The authors argue that the type of carbon tax supported by many climate activists is regressive, raising costs on the most vulnerable in order to fund projects that would directly cut emissions. There’s something to be said for that analysis. But the core problem with either approach is more fundamental: there is no evidence that a carbon tax of any kind actually reduces emissions.
The most celebrated carbon tax exists in the Canadian province of British Columbia, which implemented the levy in 2008. Yet the tax has actually resulted in increased carbon emissions and steeper energy costs for consumers. Perhaps the outcome would have been very different if the plan were substantially more regressive, but that seems doubtful.
Market-based climate policies have failed elsewhere too, in a variety of ways. In the European Union and California, fraud, market manipulation, and environmental injustice have plagued carbon tax schemes.
A 2016 study of a California plan found that many dirty industry sectors purchased credits, while increasing emissions in frontline communities of color. The much-ballyhooed Regional Greenhouse Gas Initiative (RGGI) on the East Coast saw states set very low carbon dioxide emissions targets to virtually guarantee success, while failing to even consider methane emissions, the highly potent greenhouse gas emitted by fracked gas. So while fossil-fuel corporations have shifted from burning coal to so-called “natural gas” for cost reasons, RGGI deems that a success story, even though it amounts to swapping one planet-cooking emission for another.
In recent years, we’ve seen significant left energy devoted to crafting bold proposals to create the world we want to live in — not merely what we think might be politically achievable. Climate policy should be no different. That’s why it is so disappointing to see that taxes remain at the core of these discussions.
Carbon tax advocates have long preached the effectiveness of the marketplace, where consumers would be disciplined to make choices to reduce their fossil-fuel footprint. Repurposing or tweaking these bad ideas cannot be reconciled with socialist principles or climate justice. In a piece about the IPCC’s embrace of market solutions, even the New York Times admitted that these approaches have failed to bring down emissions.

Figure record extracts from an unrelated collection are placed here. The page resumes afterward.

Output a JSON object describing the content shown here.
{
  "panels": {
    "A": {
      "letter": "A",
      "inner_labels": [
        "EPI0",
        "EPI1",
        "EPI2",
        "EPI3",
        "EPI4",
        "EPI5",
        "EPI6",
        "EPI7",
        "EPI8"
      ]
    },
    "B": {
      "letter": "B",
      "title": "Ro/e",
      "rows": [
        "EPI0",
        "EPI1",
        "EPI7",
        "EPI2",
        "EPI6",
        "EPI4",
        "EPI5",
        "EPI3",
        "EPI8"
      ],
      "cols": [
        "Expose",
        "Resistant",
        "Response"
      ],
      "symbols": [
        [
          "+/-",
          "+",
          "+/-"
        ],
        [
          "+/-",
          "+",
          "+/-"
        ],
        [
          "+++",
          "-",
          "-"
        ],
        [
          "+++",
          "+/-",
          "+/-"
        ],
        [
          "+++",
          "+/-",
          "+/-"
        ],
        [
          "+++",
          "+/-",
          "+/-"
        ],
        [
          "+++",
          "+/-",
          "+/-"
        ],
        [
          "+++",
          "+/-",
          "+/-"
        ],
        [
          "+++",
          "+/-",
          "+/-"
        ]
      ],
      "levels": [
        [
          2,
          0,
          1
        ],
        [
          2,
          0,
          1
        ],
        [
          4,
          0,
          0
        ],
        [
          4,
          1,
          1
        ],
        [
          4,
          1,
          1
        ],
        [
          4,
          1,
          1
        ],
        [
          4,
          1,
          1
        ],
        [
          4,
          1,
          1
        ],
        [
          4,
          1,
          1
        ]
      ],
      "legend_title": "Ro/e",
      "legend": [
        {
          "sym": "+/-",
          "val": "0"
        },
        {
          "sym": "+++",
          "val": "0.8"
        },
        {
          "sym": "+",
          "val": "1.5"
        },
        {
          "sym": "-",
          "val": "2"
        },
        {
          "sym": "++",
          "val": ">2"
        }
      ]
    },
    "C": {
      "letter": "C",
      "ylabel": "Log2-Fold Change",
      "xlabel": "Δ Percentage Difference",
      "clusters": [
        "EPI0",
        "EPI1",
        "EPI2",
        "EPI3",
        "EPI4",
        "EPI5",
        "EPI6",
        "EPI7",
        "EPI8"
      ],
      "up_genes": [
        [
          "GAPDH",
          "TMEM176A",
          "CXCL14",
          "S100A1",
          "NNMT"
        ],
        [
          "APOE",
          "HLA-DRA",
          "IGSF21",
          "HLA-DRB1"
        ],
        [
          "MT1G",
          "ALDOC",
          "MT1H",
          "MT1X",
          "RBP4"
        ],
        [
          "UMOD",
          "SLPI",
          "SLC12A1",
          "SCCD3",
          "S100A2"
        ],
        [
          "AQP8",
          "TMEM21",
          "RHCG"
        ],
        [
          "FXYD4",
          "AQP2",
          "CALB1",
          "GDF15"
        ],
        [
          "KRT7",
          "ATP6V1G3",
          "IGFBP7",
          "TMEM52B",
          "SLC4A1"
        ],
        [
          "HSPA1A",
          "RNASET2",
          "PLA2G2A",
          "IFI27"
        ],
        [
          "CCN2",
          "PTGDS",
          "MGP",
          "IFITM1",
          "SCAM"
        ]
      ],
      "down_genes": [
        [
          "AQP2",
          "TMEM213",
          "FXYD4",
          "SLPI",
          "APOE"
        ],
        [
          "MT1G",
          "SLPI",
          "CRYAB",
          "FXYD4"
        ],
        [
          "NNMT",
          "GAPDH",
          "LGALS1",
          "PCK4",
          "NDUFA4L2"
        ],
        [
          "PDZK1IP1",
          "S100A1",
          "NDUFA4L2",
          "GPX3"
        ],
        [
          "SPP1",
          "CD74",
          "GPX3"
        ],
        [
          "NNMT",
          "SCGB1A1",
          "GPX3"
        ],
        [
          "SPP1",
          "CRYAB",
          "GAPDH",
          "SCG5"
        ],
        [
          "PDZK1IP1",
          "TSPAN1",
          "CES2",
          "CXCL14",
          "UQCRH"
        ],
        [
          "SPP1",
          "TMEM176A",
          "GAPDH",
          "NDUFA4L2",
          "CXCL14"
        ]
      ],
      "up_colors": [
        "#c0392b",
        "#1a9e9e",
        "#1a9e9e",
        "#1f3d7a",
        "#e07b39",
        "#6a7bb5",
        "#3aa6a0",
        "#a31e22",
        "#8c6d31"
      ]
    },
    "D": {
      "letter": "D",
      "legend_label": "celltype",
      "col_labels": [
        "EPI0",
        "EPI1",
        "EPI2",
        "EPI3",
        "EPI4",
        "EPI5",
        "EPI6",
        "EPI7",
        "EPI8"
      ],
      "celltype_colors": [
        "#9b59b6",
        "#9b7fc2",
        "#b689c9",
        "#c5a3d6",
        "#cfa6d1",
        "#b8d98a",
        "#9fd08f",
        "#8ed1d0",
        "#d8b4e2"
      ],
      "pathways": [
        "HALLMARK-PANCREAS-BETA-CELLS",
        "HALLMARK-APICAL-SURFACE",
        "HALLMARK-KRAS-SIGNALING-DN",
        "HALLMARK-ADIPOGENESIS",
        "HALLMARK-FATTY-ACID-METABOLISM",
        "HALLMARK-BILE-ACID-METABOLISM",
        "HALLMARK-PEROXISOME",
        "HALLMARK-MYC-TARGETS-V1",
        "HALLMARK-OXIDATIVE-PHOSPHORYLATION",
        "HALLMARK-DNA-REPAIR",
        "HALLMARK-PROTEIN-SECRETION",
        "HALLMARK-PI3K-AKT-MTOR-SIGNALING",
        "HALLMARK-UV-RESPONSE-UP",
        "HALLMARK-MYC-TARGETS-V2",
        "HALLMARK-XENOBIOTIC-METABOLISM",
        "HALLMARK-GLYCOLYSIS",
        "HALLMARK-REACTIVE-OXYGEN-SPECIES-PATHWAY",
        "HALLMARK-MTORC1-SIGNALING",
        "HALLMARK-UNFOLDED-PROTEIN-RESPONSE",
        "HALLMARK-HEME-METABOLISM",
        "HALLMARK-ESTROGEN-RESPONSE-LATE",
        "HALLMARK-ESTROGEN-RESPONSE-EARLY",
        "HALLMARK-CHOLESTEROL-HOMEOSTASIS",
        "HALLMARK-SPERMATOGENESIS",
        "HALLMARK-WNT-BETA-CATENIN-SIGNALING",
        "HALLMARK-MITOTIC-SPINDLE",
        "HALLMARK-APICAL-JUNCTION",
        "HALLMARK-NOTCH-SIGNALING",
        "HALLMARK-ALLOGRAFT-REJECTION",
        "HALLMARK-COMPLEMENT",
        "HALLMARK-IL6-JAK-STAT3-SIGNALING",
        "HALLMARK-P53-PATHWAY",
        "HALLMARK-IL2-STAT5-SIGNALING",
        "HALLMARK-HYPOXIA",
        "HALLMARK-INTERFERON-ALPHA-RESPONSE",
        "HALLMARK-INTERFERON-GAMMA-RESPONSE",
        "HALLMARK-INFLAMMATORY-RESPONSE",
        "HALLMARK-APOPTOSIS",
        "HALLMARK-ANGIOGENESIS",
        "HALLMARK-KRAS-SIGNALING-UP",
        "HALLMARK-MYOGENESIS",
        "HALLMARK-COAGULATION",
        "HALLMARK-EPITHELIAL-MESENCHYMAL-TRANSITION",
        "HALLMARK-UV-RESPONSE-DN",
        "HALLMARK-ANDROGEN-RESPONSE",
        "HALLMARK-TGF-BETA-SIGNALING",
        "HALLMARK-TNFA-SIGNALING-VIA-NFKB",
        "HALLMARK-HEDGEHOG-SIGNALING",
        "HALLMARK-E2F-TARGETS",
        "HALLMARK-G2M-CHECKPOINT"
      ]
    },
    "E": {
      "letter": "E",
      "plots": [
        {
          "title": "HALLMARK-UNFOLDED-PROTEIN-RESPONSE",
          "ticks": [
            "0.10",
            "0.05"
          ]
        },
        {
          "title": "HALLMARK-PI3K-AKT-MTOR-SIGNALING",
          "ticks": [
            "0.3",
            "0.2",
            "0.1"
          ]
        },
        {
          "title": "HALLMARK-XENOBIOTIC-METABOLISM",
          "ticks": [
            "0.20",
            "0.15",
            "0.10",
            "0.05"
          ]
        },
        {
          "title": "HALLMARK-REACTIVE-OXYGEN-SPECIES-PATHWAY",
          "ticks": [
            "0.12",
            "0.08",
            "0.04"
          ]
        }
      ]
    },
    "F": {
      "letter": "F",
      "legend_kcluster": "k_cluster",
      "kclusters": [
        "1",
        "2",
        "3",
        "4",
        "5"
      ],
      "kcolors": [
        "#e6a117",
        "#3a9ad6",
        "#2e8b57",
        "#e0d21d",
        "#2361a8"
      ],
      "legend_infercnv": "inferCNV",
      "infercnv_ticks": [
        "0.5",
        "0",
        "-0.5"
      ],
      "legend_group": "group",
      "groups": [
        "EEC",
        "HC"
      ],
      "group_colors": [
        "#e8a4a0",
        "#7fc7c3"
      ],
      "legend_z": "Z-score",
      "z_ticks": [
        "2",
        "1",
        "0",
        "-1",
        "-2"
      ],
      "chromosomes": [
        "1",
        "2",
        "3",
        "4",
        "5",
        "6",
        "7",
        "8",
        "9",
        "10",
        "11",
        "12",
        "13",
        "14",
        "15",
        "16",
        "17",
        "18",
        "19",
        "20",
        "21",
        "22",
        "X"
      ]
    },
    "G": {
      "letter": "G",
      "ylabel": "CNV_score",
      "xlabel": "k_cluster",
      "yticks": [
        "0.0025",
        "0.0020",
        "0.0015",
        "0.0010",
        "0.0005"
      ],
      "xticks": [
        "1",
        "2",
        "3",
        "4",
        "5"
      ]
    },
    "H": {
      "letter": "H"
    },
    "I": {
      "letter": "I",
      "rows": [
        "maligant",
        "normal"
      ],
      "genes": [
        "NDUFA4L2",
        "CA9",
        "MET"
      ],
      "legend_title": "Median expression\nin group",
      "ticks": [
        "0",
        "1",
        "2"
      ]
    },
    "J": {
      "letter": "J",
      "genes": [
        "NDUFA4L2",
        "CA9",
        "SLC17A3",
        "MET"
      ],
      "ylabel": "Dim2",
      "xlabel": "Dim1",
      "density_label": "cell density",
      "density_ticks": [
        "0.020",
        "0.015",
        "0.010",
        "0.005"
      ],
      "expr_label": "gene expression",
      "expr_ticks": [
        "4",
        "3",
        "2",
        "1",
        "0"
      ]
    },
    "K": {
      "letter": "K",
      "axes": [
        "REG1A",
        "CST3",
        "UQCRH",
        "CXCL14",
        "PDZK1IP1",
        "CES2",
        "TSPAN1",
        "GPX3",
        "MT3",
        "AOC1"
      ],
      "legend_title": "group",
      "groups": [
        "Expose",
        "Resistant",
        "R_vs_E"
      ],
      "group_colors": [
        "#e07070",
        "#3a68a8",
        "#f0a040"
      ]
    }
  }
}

Carbon taxes — as a report from the Indigenous Environmental Network and the Climate Justice Alliance argues — are a “false solution,” diverting “attention from the more complex and deep-reaching political changes that are necessary to drastically cut emissions at source.” If that is the goal — and it should be, if we want to stave off the worst impacts of climate chaos — then the obvious solution is to enact policies that dramatically and directly reduce emissions.
That means requiring companies to reduce emissions to the lowest level that technology allows — just as we did with the Clean Air Act, Clean Water Act, and other statutory frameworks. We don’t need to reinvent the wheel or implement convoluted, industry-friendly approaches that leave us only hoping for a favorable outcome. Dozens of members of Congress already support the Off Fossil Fuels for a Better Future Act, which would mandate a full transition to clean energy by 2035 without relying on the marketplace.
Like the battle for single-payer health care, this will not be an easy fight. But carbon tax wishful thinking or cap-and-trade climate incrementalism will not deliver a more just and sustainable world.